Contre toute attente, ce bar est très fréquentable.
Note miteux: 2 sur 10 (10 étant le plus miteux) avec un très fort potentiel pour devenir miteux à moyen ou long terme si le propriétaire vire fou avec l'argent, commence à pas faire le ménage et laisser le tout en décrépitude...
Suite à une interruption qui fut courte et touchante en plein milieu d'un party de fondue chinoise bien arrosé à la Baraka, nous avons décidé de rebrousser chemin de quelques coups de volant pour aller à l'irremplaçable Boulathèque de la Rive-Sud....

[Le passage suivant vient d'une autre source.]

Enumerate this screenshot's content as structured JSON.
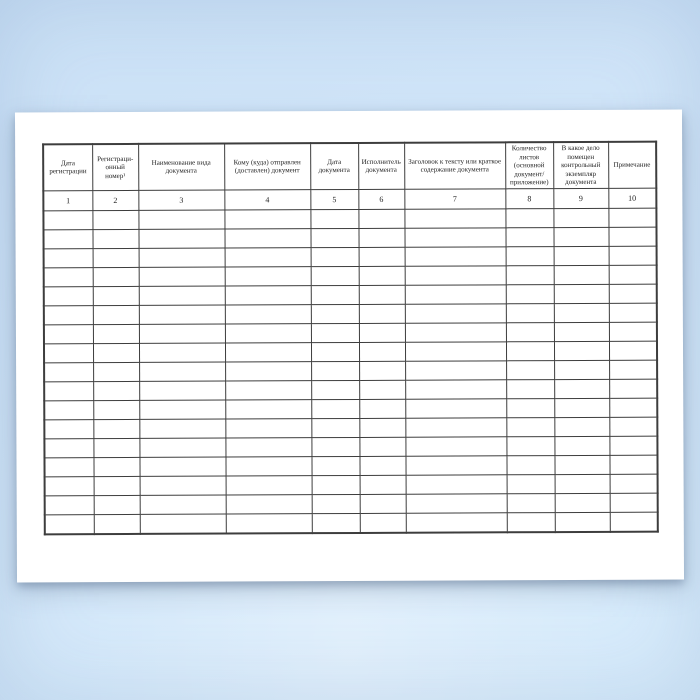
{
  "page": {
    "kind": "registration-journal-form",
    "paper_color": "#ffffff",
    "background_top_color": "#cbe1f6",
    "background_bottom_color": "#d9edfc",
    "border_color": "#3d3d3d",
    "text_color": "#1e1e1e"
  },
  "table": {
    "columns": [
      {
        "number": "1",
        "label": "Дата регистрации"
      },
      {
        "number": "2",
        "label": "Регистраци-онный номер¹"
      },
      {
        "number": "3",
        "label": "Наименование вида документа"
      },
      {
        "number": "4",
        "label": "Кому (куда) отправлен (доставлен) документ"
      },
      {
        "number": "5",
        "label": "Дата документа"
      },
      {
        "number": "6",
        "label": "Исполнитель документа"
      },
      {
        "number": "7",
        "label": "Заголовок к тексту или краткое содержание документа"
      },
      {
        "number": "8",
        "label": "Количество листов (основной документ/ приложение)"
      },
      {
        "number": "9",
        "label": "В какое дело помещен контрольный экземпляр документа"
      },
      {
        "number": "10",
        "label": "Примечание"
      }
    ],
    "empty_row_count": 17,
    "empty_cell_value": ""
  }
}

Par contre, la clientèle est majoritairement constituée de cégépiens à l'attitude typiquement rive-sud. Nous entendons par là que toute personne fréquentant davantage les bars de la rive-sud est habituellement une personne qui veut se pratiquer à avoir l'air sûr de lui avant d'entreprendre la traversée des ponts. Bref, cette clientèle peut être qualifiée de miteuse en quelque sorte, puisqu'elle pue l'adolescence à plein nez . Le client à l'oeil moins bien aiguisé pourrait contre son gré se retrouver en plein détournement de mineur...

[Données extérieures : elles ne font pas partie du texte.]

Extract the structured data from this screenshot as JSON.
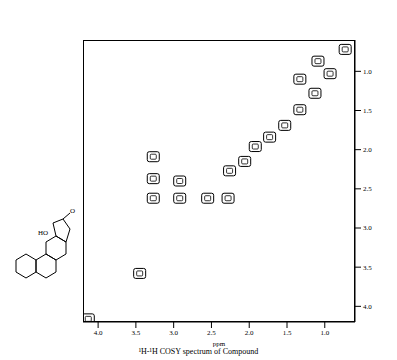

Les toilettes de la boulathèque sont adéquates. Aucune flaque de pisse ne souillait le plancher lors de nos visites, ce qui fait changement avec ce qu'on pouvait voir il y a quelques années. Personnellement j'ai déjà vu aucune cabine dans les toilettes hommes avec une toilette dans le coin.. D'ailleur à mon époque Cégepienne, un homme agé sous influence de la boisson était entrain de nous faire un numéro deux directement sous nos yeux... J'en ai encore l'image dans ma tête....
Note miteux globale: 5 sur 10 (d'abord et avant tout de par la clientèle)
lundi 26 novembre 2007
Pub le Lévisien
La décrépitude des lieux est assez manifeste. Une tête de chevreuil est accrochée sur une colonne du bar. Le plancher est consitué de béton dont la peinture est décapée de partout. On se croirait dans une piquerie du Bronx. Les toilettes des hommes sont sans miroir, sans savon et sans papier à main. Je me suis même fait demander du papier de toilette pour la toilette des dames lors de mon passage dans la cabine. Le Siège de toilette est impressionnant par son fini bois vernis digne des années 60...
La serveuse a, en ouvrant ma bière, fait un geste malencontreux qui m'a fait perdre peut-être le quart de ma bière. Elle ne m'a même pas offert de bière de remplacement. Par contre, cette serveuse était très jolie (le Voyou se dissocie de cette remarque), ce qui pardonne son geste maladroit....
La clientèle du bar est très miteuse si l'on considère le terme "miteux" comme étant approprié pour les gens dont l'habillement ou l'hygiène personnelle est susceptible d'habriter des mites ou autres insectes du même acabit. Parmi la clientèle, mentionnons les quelques granolas à rastas, les porteux de ponchos, le musicien portant un gilet lui exposant la bedaine à chaque fois qu'il levait ses mains dans les airs. Et surtout, n'oublions pas ces drafts de swing occasionnelles sans doute causées par certains libres-penseurs. Certains faisaient même leur entrée dans le bar par la porte de derrière... Histoire de bien vous fondre à la foule, nous vous recommandons de débarquer dans ce bar avec un Chandail du Che. Vous passerez ainsi pour un habitué de la place.